The village is poor beyond the comprehension of someone from places they call developed. The village children wore western clothes, shorts and shirts, dirty and faded. The woman wore bright blankets, barefoot with dream catcher ear rings. The higher the status of the woman, the more fancy was the dream catcher hanging from her ear.

Measures of poverty are unseen on a single visit: Health, or ill health, can be measured by poor dentition, but the infant mortality rate is unknown. AIDS has marked Kenya as well, with most Safari vehicles brandishing an AIDS education bumper sticker proudly. The skin of the villagers is dry, scarred, and some of the children had open sores.

The woman collect water in 25 litre plastic barrels and carry these from the water point. This might be a hand pump or a flowing river in season. There is no obvious filtration system, and I did not smell any chlorine or bleach. They boiled the water for tea, but this was winter. What about in summer when you wanted a cold draft of clear water to slake your thirst?

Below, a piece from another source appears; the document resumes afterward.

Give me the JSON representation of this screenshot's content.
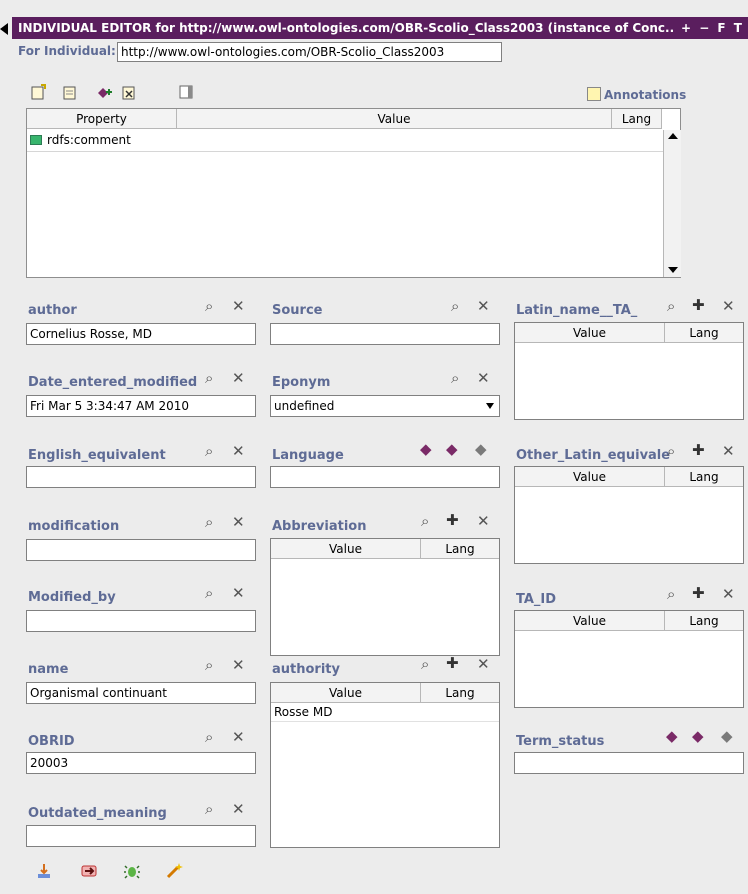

There were no fridges, stoves or any other modern electrical appliance we might think we could not live without.

The Masai moved in to Southern Kenya 300 years ago. They established themselves as successful cattle herders and warriors. Slowly their life was infiltrated by a cancer that included colonisation and then globalisation. They still live in houses that resemble their original dwellings. They still barricade their villages with thorns. They still occasionally kill lions with their bare hands and spears. But even if their children wanted to become great warriors as in the past, it will not be possible. Things have changed so much. If the same children want to dream of becoming anything else it must be to be a city man, dressed in smart clothes with a car and mobile phone. What measures have they left of success, when the old system is dying and the new system is corrupt?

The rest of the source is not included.